AIDS TREATMENT NEWS #215, January 20, 1995
Foscarnet (Foscavir) is an antiviral used to treat CMV
(cytomegalovirus) infection; it is also used in serious cases
of acyclovir-resistant herpes simplex. It is active not only
against CMV (which is a member of the herpesvirus family) and
herpes simplex, but also against all other known herpesviruses;
in addition it has some anti-HIV activity, although it is not
generally used as an anti-HIV treatment. Foscarnet is often the
initial choice of anti-CMV treatment in Europe, while
ganciclovir is usually the initial choice in the United States;
this difference appears to be due to historical reasons, as
foscarnet was developed by Astra, a Swedish company, while
ganciclovir was developed in the U.S. Foscarnet must be given
intravenously with an infusion pump, and can cause many serious
side effects -- especially kidney toxicity, which occurs to
some degree in many patients treated; the drug must be used by
a physician who has experience with it. Another disadvantage is
that the drug is very expensive.
Until recently there was no reason to think that foscarnet
would have any use in treating Kaposi's sarcoma (KS). But last
year a laboratory study, published in December 1994, found
evidence that KS might be caused by a previously- unknown
herpesvirus(1) (see AIDS TREATMENT NEWS #213, December 23,
1994). And another article, also published in December 1994,(2)
reported on a pilot study of five patients, which was conducted
after physicians noticed that KS regressed in two patients who
were treated with foscarnet for other purposes. Three of the
five patients in the pilot study had a long-term remission of
KS, after a single 10-day treatment (or in one case, two 10-day
treatments) with foscarnet; the lesions disappeared slowly over
several months. In the other two patients, the disease
progressed despite the treatment. KS regressions without
treatment are fairly rare. (These five cases were the ones
reported at the recent conference in Glasgow, Scotland, as
mentioned in AIDS TREATMENT NEWS #213.)
The five patients in the pilot study had low CD4 (T-helper)

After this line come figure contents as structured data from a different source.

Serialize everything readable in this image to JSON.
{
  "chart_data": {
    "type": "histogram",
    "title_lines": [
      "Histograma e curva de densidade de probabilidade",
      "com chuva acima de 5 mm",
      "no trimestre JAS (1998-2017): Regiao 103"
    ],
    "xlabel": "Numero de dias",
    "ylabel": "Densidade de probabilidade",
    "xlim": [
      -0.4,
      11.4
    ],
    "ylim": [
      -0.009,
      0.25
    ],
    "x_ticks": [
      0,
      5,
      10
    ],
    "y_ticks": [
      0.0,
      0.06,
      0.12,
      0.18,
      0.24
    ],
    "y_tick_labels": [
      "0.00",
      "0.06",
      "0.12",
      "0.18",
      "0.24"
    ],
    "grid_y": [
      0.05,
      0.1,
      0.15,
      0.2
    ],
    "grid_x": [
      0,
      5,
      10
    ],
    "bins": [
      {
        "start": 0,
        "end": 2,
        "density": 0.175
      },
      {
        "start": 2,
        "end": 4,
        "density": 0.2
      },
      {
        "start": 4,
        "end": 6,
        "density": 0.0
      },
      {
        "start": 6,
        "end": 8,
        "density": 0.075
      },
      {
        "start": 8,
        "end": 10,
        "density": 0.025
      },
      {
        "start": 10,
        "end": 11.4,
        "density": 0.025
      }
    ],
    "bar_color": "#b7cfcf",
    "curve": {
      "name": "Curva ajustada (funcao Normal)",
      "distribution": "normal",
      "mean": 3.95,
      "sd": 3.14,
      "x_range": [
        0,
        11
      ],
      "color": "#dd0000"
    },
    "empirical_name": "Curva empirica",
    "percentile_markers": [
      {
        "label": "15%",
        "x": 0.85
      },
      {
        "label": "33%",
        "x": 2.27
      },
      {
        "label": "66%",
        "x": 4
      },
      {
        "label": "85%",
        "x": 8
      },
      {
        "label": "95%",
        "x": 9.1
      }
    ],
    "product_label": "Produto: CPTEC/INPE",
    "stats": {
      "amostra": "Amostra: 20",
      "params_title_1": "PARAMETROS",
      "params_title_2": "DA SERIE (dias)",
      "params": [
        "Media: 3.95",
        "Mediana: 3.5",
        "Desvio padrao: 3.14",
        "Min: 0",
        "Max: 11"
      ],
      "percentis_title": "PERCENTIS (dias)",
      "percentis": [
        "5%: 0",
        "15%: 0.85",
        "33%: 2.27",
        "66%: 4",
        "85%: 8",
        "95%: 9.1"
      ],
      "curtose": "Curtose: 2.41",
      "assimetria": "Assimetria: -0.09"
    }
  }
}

counts (24, 26, 270, 6, and 24) when treatment began. The two
who progressed had ongoing, active opportunistic infections at
the time; the three who had long-term regression did not. All
five were also being treated with AZT following the course of
We talked to Linda Morfeldt, M.D., Dr. Med. Sc., of the
Karolinska Institute in Sweden, who organized the pilot study.
She said that the results so far suggest:
(1) The effect of foscarnet on KS is not proven; however, other
small studies are now being designed to confirm or to rule
out the early findings;
(2) The researchers suspect that the drug may be effective in
relatively early KS which is confined to the skin and
mucous membranes (even if the CD4 count is low) -- but not
effective, or less effective, in advanced KS; and
(3) Patients who also have ongoing active infections, such as
CMV organ disease, pneumocystis, MAC, or fevers of unknown
origin, may not respond to foscarnet as a KS treatment; but
the KS may possibly respond if the opportunistic infections
are successfully treated first.
AIDS TREATMENT NEWS (December 23 issue) asked our readers to
let us know of any experience of persons with KS who used
foscarnet, regardless of the outcome; so far three people have
contacted us as a result. One had fairly mild KS since June
1992, but he was still getting new lesions, and those treated
with liquid nitrogen would re-appear. He started foscarnet for
CMV retinitis in mid January; by early March the KS had mostly
disappeared. After six weeks on foscarnet, there were no new
lesions, and those treated with liquid nitrogen did not return.
Another person, before he started using foscarnet, had about 20
KS lesions; these had been removed successfully with Velban or
liquid nitrogen. Since he started using foscarnet, no new
lesions have appeared.
The third person had only one small KS lesion, which was
removed and biopsied in 1992. For three years since he has been
on foscarnet, and no new lesions have appeared.
Early KS Foscarnet Study Now Recruiting in New York
A 20-patient study of foscarnet treatment for early KS is
planned at New York University Medical Center by Drs. Alvin
Friedman-Kien, Miriam Keltz, Abraham Chachoua, Geoffrey Chazen,
Linda Morfeldt, and others. The goal is to confirm whether or
not foscarnet can have any therapeutic benefit in treating KS.
To answer this question most effectively, this study is seeking
patients with early KS -- approximately five lesions, and for
no longer than six months, and with no prior treatment for KS.
Also, they must have a CD4 count of at least 50.
1. Chang Y, Cesarman E, Pessin MS, Lee F, Culpepper J,
Knowles DM, and Moore PS. Identification of herpesvirus-like
DNA sequences in AIDS-associated Kaposi's sarcoma. Science.
December 16, 1994; volume 266, pages 1865-1869.
2. Morfeldt L. and Torssander J. Long-term remission of
Kaposi's sarcoma following foscarnet treatment in HIV- infected
patients. Scandinavian Journal of Infectious Diseases. December
1994; volume 26, number 6, pages 749-752.